Some time in 1942 or 1943 , a man lies prostrate in the Libyan desert, still clinging to his postbag of letters. A motorcycle lies behind him. This is the letter bearer, a young officer who has lost his memory – and all knowledge of how he came to be where he is. Through his story, debut writer Robert Allison examines the horror and the pity – and even the humour – of war.

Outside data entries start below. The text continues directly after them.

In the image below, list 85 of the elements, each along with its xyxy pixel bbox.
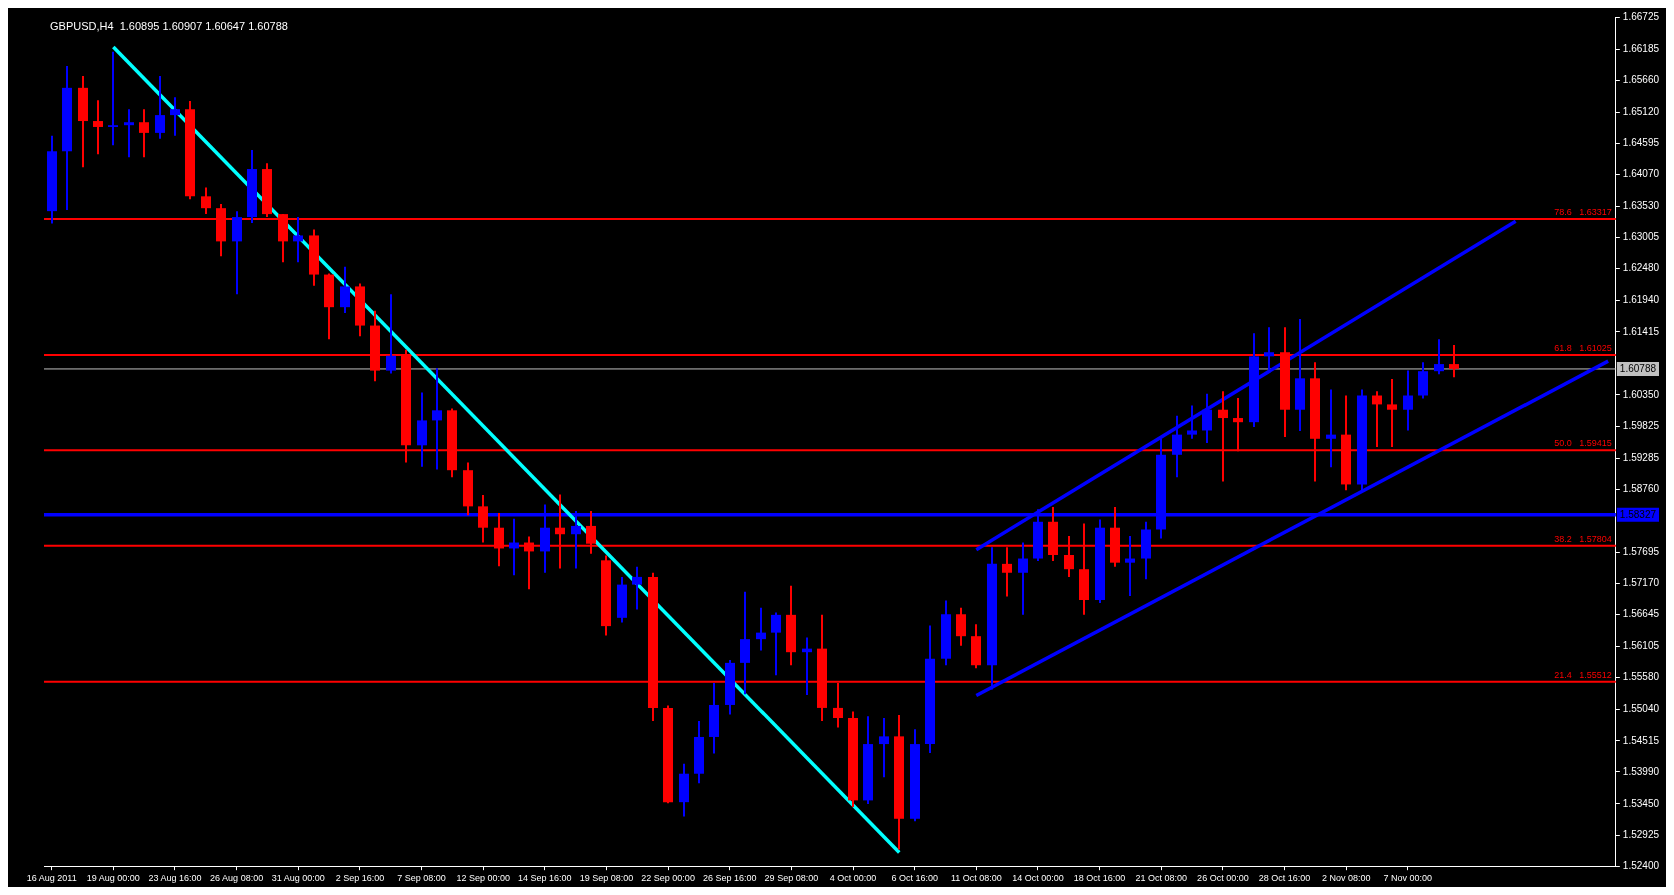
y-tick-label: 1.61415 [1622, 325, 1660, 337]
candlestick [1186, 404, 1198, 440]
candlestick [1386, 377, 1398, 449]
y-tick-label: 1.62480 [1622, 262, 1660, 274]
candlestick [292, 216, 304, 264]
candlestick [477, 494, 489, 544]
candlestick [339, 265, 351, 315]
candlestick [138, 108, 150, 159]
y-tick-label: 1.52925 [1622, 828, 1660, 840]
x-tick-label: 16 Aug 2011 [26, 873, 77, 884]
chart-title: GBPUSD,H4 1.60895 1.60907 1.60647 1.60788 [50, 19, 288, 32]
x-tick-label: 14 Sep 16:00 [518, 873, 572, 884]
candlestick [631, 565, 643, 611]
candlestick [107, 50, 119, 147]
x-tick-label: 29 Sep 08:00 [764, 873, 819, 884]
x-tick-label: 11 Oct 08:00 [950, 873, 1002, 884]
y-tick-label: 1.63530 [1622, 200, 1660, 212]
ref-line-label: 1.58327 [1619, 508, 1657, 520]
y-tick-label: 1.60350 [1622, 388, 1660, 400]
x-tick-label: 14 Oct 00:00 [1012, 873, 1064, 884]
x-tick-label: 26 Aug 08:00 [210, 873, 264, 884]
y-tick-label: 1.58760 [1622, 482, 1660, 494]
candlestick [878, 717, 890, 779]
y-tick-label: 1.57695 [1622, 546, 1660, 558]
x-tick-label: 21 Oct 08:00 [1135, 873, 1188, 884]
candlestick [1371, 390, 1383, 449]
y-tick-label: 1.59285 [1622, 451, 1660, 463]
annotation: 21.4 1.55512 [1554, 669, 1612, 680]
x-tick-label: 2 Nov 08:00 [1321, 873, 1371, 884]
annotation: 61.8 1.61025 [1554, 342, 1612, 353]
candlestick [1124, 535, 1136, 597]
y-tick-label: 1.53450 [1622, 797, 1660, 809]
candlestick [169, 96, 181, 137]
x-tick-label: 4 Oct 00:00 [829, 873, 877, 884]
y-tick-label: 1.61940 [1622, 294, 1660, 306]
candlestick [1017, 541, 1029, 616]
candlestick [1325, 388, 1337, 469]
y-tick-label: 1.63005 [1622, 231, 1660, 243]
candlestick [385, 293, 397, 375]
y-tick-label: 1.59825 [1622, 419, 1660, 431]
candlestick [1201, 392, 1213, 444]
y-tick-label: 1.52400 [1622, 859, 1660, 871]
x-tick-label: 6 Oct 16:00 [891, 873, 938, 884]
y-tick-label: 1.64595 [1622, 137, 1660, 149]
ref-line-label: 1.60788 [1619, 362, 1657, 374]
candlestick [123, 108, 135, 159]
y-tick-label: 1.66725 [1622, 10, 1660, 22]
candlestick [154, 74, 166, 140]
annotation: 78.6 1.63317 [1554, 207, 1612, 218]
x-tick-label: 7 Nov 00:00 [1383, 873, 1433, 884]
y-tick-label: 1.55040 [1622, 703, 1660, 715]
candlestick [955, 606, 967, 647]
y-tick-label: 1.54515 [1622, 734, 1660, 746]
annotation: 50.0 1.59415 [1554, 438, 1612, 449]
x-tick-label: 18 Oct 16:00 [1073, 873, 1126, 884]
candlestick [431, 367, 443, 471]
x-tick-label: 26 Sep 16:00 [702, 873, 757, 884]
x-tick-label: 19 Sep 08:00 [579, 873, 634, 884]
candlestick [739, 590, 751, 696]
x-tick-label: 19 Aug 00:00 [86, 873, 140, 884]
y-tick-label: 1.55580 [1622, 671, 1660, 683]
y-tick-label: 1.56105 [1622, 640, 1660, 652]
y-tick-label: 1.66185 [1622, 42, 1660, 54]
x-tick-label: 31 Aug 00:00 [271, 873, 325, 884]
candlestick [1402, 369, 1414, 432]
y-tick-label: 1.64070 [1622, 168, 1660, 180]
x-tick-label: 23 Aug 16:00 [148, 873, 202, 884]
candlestick [1171, 414, 1183, 479]
y-tick-label: 1.53990 [1622, 765, 1660, 777]
y-tick-label: 1.65120 [1622, 105, 1660, 117]
x-tick-label: 22 Sep 00:00 [641, 873, 695, 884]
y-tick-label: 1.57170 [1622, 577, 1660, 589]
x-tick-label: 7 Sep 08:00 [397, 873, 446, 884]
candlestick [92, 99, 104, 156]
x-tick-label: 2 Sep 16:00 [335, 873, 385, 884]
x-tick-label: 28 Oct 16:00 [1258, 873, 1311, 884]
candlestick [755, 606, 767, 652]
candlestick [1433, 338, 1445, 376]
candlestick [200, 186, 212, 216]
y-tick-label: 1.65660 [1622, 73, 1660, 85]
y-tick-label: 1.56645 [1622, 608, 1660, 620]
x-tick-label: 26 Oct 00:00 [1197, 873, 1249, 884]
x-tick-label: 12 Sep 00:00 [456, 873, 510, 884]
candlestick [770, 611, 782, 677]
annotation: 38.2 1.57804 [1554, 533, 1612, 544]
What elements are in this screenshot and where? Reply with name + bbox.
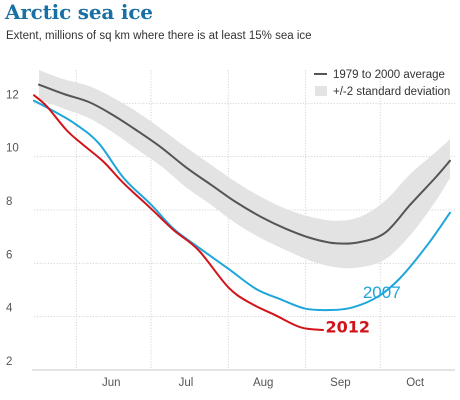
series-line-1979-to-2000-average <box>38 83 451 245</box>
chart-title: Arctic sea ice <box>5 0 153 24</box>
y-tick-label: 12 <box>6 89 19 101</box>
series-labels: 2012 2007 <box>325 283 400 337</box>
series-label-2012: 2012 <box>325 318 370 337</box>
y-tick-label: 6 <box>6 249 12 261</box>
series-label-2007: 2007 <box>363 283 401 302</box>
std-dev-band <box>39 70 450 269</box>
x-tick-label-jul: Jul <box>179 377 194 389</box>
series-lines <box>33 83 451 331</box>
x-tick-label-jun: Jun <box>102 377 121 389</box>
legend-band-swatch <box>315 86 327 96</box>
x-tick-label-oct: Oct <box>406 377 425 389</box>
legend-band-label: +/-2 standard deviation <box>333 86 450 98</box>
y-tick-label: 8 <box>6 196 12 208</box>
y-tick-label: 4 <box>6 303 13 315</box>
std-dev-band-layer <box>39 70 450 269</box>
chart-subtitle: Extent, millions of sq km where there is… <box>6 30 312 42</box>
series-line-2007 <box>33 99 451 312</box>
axis: 2 4 6 8 10 12 Jun Jul Aug Sep Oct <box>6 89 455 389</box>
y-tick-label: 2 <box>6 356 12 368</box>
x-tick-label-sep: Sep <box>330 377 350 389</box>
y-tick-label: 10 <box>6 143 19 155</box>
x-tick-label-aug: Aug <box>253 377 273 389</box>
series-line-2012 <box>33 94 324 331</box>
legend: 1979 to 2000 average +/-2 standard deviat… <box>314 69 450 98</box>
legend-average-label: 1979 to 2000 average <box>333 69 445 81</box>
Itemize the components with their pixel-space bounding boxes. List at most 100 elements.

The letter bearer is quickly discovered by a ragtag group of men – deserters from the British army, hoping to take refuge in the desert until the war ends. The men are without ranks and yet there is still a hierarchy in their makeshift camp. Brinkhurst assumes the role of commanding office, brusque, with every appearance of a “country gentleman”, except for his “sandblasted face”. Swann is his second, aggressive, terrifying and intent on command. And then there is the most pathetic figure of all, their Italian prisoner of war, Lucchi, who takes pity on everything from overheated chickens to the rider himself when he falls and can walk no further.

The rider can remember nothing – but he has his bag of letters, all from one battalion's tank regiment. Every night, he reads over them – love letters, practical missives, confessions of misdemeanours past. He thinks he finds a letter written by him to his wife, but he cannot be sure and tries to construct a relationship with her in his mind. He drags his postbag everywhere, refusing to leave it even when he is so weak he can barely carry himself. The letters seem to hold the key to his past, as well as gesturing at a kinder, more ordered world than the desert anarchy in which he now survives.

In sinuous, intricate prose, Allison describes the letter bearer's physical pain, his mental disorientation, the incredible scenery of the desert, the casual brutality of the men. When they are spotted by an Italian plane and have to leave their camp to find another place to hide in the desert, the fragile structures of their world begin to collapse.

Allison's is a beautifully written investigation into alienation, guilt and the will to survive. The desert is a character itself, brilliantly alive and vividly depicted. Amnesia has proved a rich subject for fiction over recent years – and perhaps it is most so in the study of war, when even those who have their memory hope to forget what they have seen and so many wish, like the rider to be forgotten and “given up to mystery”. This is a gripping exploration of one man's travails – and through him, those of millions other men trapped in the terrible mechanism of war.